Gephardt’s bill, which he hopes to unveil Friday, also would require individuals who do not have coverage through their employers to buy their own insurance and would provide government subsidies for that purpose to families with incomes up to $38,400 a year, according to the working document used by Gephardt in his Monday meeting with other House leaders.

Gephardt fashioned the bill from two separate pieces of legislation that had been passed by the House Ways and Means Committee and the House Education and Labor Committee. Each contained highly controversial provisions. Gephardt closely followed the approach taken by the tax-writing Ways and Means Committee.

Advertisement

The close resemblance between the Ways and Means and the Gephardt bills prompted one health care analyst to surmise that the lawmaker either believes that he has the votes to ram the employer mandate through the House--almost certainly on a strictly party-line vote--or that he has tried but failed to come up with another way to reach universal coverage without an employer mandate.

Despite many new details contained in the Gephardt document, a number of key issues were not mentioned--indicating that major issues remain unresolved, most notably a specific phase-in schedule for the employer mandate.

The Gephardt bill would:

* Grant tax credits on a sliding scale to small businesses with 50 or fewer workers and a low average payroll.

* Provide full subsidies to individuals with incomes below the poverty level.
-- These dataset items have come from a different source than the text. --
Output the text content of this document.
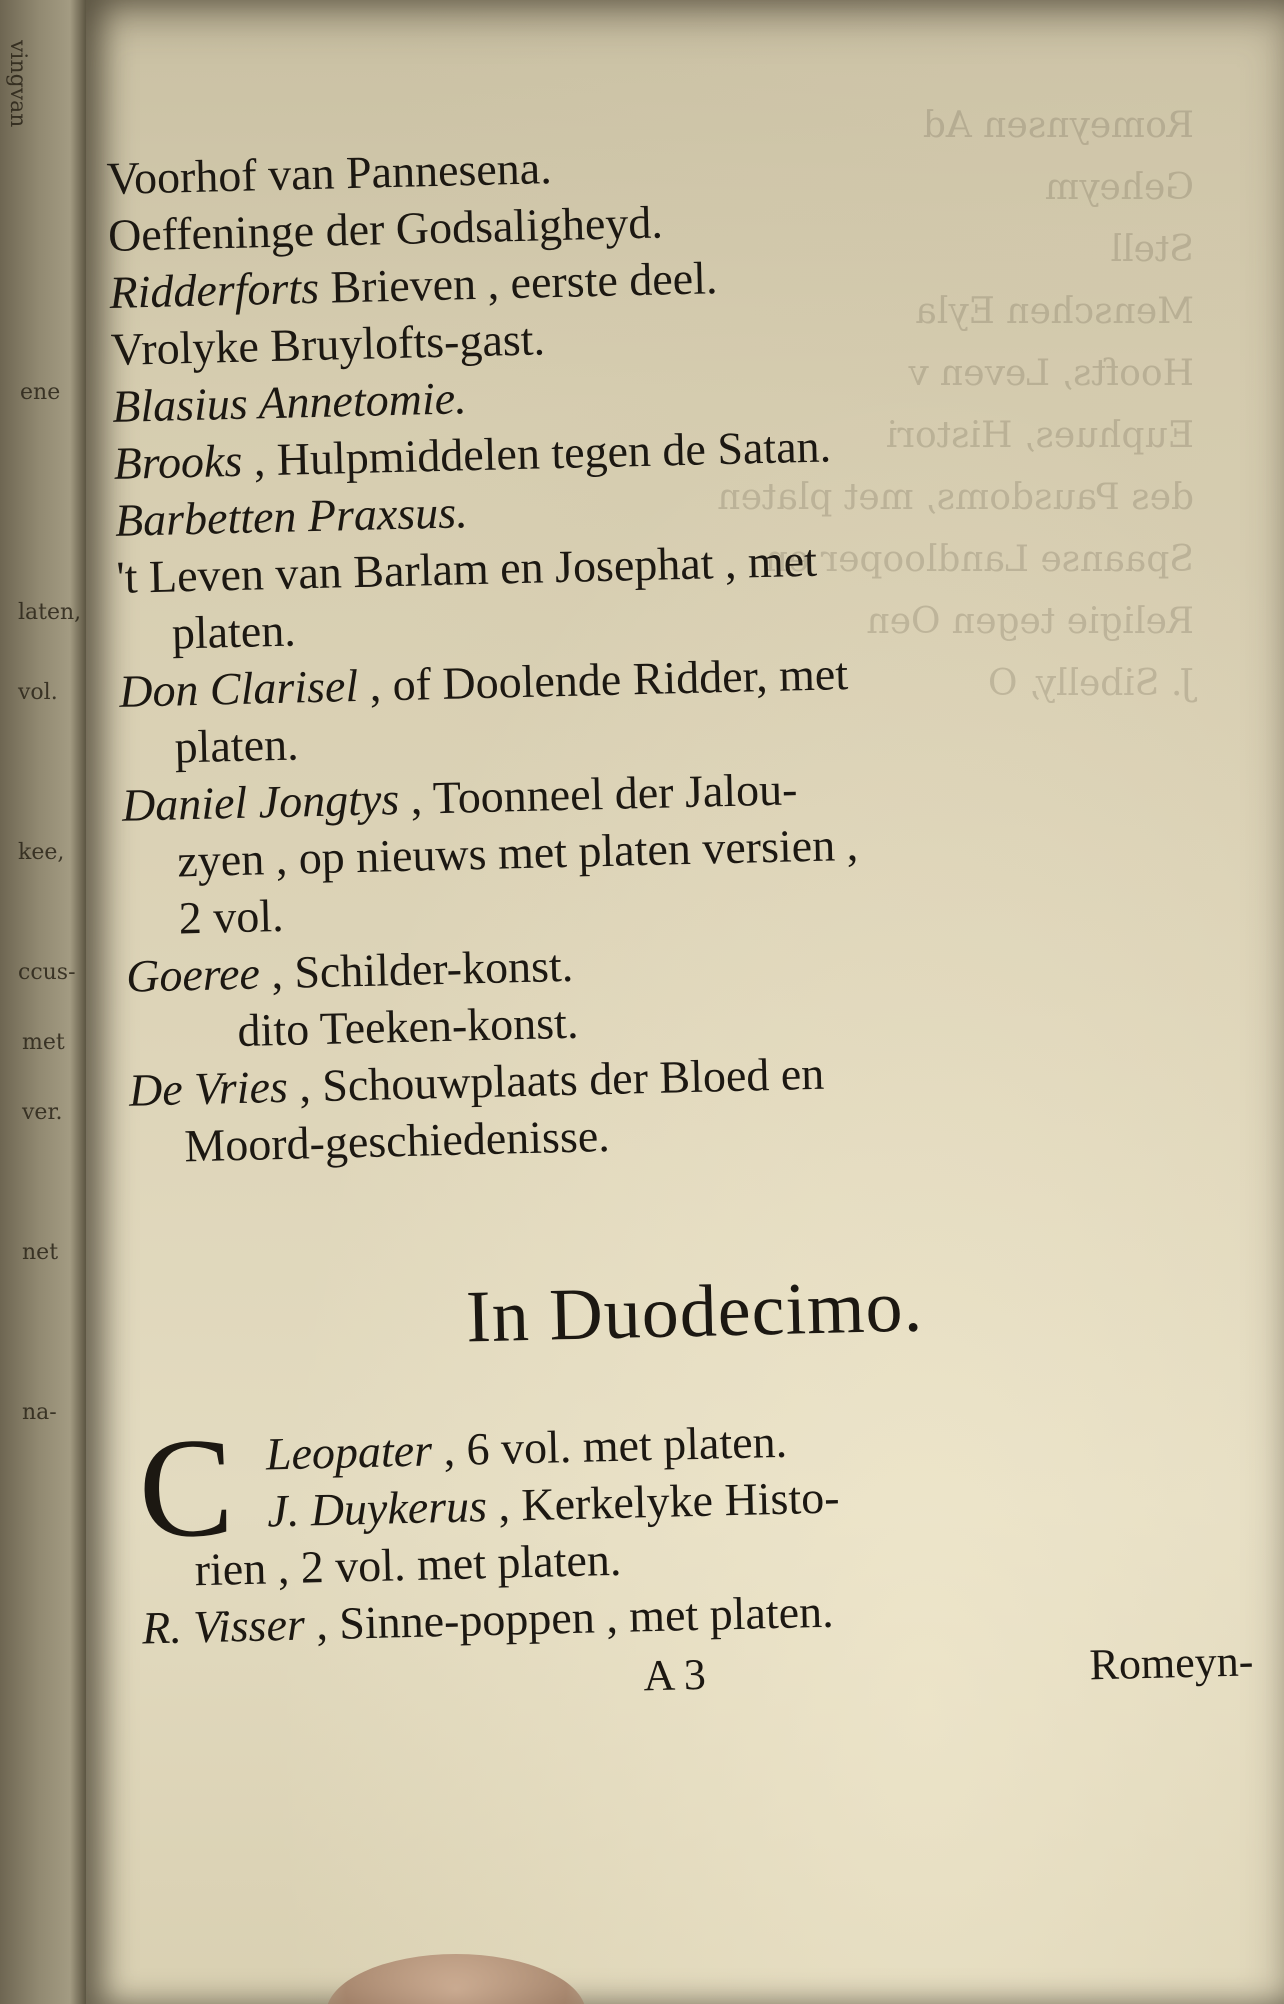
vingvan
ene
laten,
vol.
kee,
ccus-
met
ver.
net
na-
Romeynsen Ad
Geheym
Stell
Menschen Eyla
Hoofts, Leven v
Euphues, Histori
des Pausdoms, met platen
Spaanse Landlooper en
Religie tegen Oen
J. Sibelly, O
Voorhof van Pannesena.
Oeffeninge der Godsaligheyd.
Ridderforts Brieven , eerste deel.
Vrolyke Bruylofts-gast.
Blasius Annetomie.
Brooks , Hulpmiddelen tegen de Satan.
Barbetten Praxsus.
't Leven van Barlam en Josephat , met
platen.
Don Clarisel , of Doolende Ridder, met
platen.
Daniel Jongtys , Toonneel der Jalou-
zyen , op nieuws met platen versien ,
2 vol.
Goeree , Schilder-konst.
dito Teeken-konst.
De Vries , Schouwplaats der Bloed en
Moord-geschiedenisse.
In Duodecimo.
C Leopater , 6 vol. met platen.
J. Duykerus , Kerkelyke Histo-
rien , 2 vol. met platen.
R. Visser , Sinne-poppen , met platen.
A 3	Romeyn-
Subsidies also would be granted on a sliding scale to those with incomes up to 240% of the poverty threshold.

* Create a Medicare Part C for those beyond the reach of an employer mandate, such as seasonal workers, low-income employees of small businesses and early retirees not yet eligible for Medicare.

* Require all employers to offer at least one traditional health plan, which does not limit consumer choice of providers.

Advertisement

* Provide for a standard benefits package, including long-term care and prescription drug coverage.

* Allow states to adopt a government-financed single-payer system, similar to one that is on the November ballot in California. It also would require purchasing cooperatives, through which individuals and small companies could get more clout in the health market by pooling their resources.

* Bar insurance companies from jacking up rates on those who develop costly illnesses and force insurers to take all applicants, even those with pre-existing conditions.

* Create a National Health Cost Commission that, by the year 2000, would recommend cost-containment measures to Congress that would automatically take effect unless rejected by Congress.

* Increase by 45 cents per pack the current 24-cent federal cigarette tax. That is significantly less than the 75-cent hike recommended by Clinton.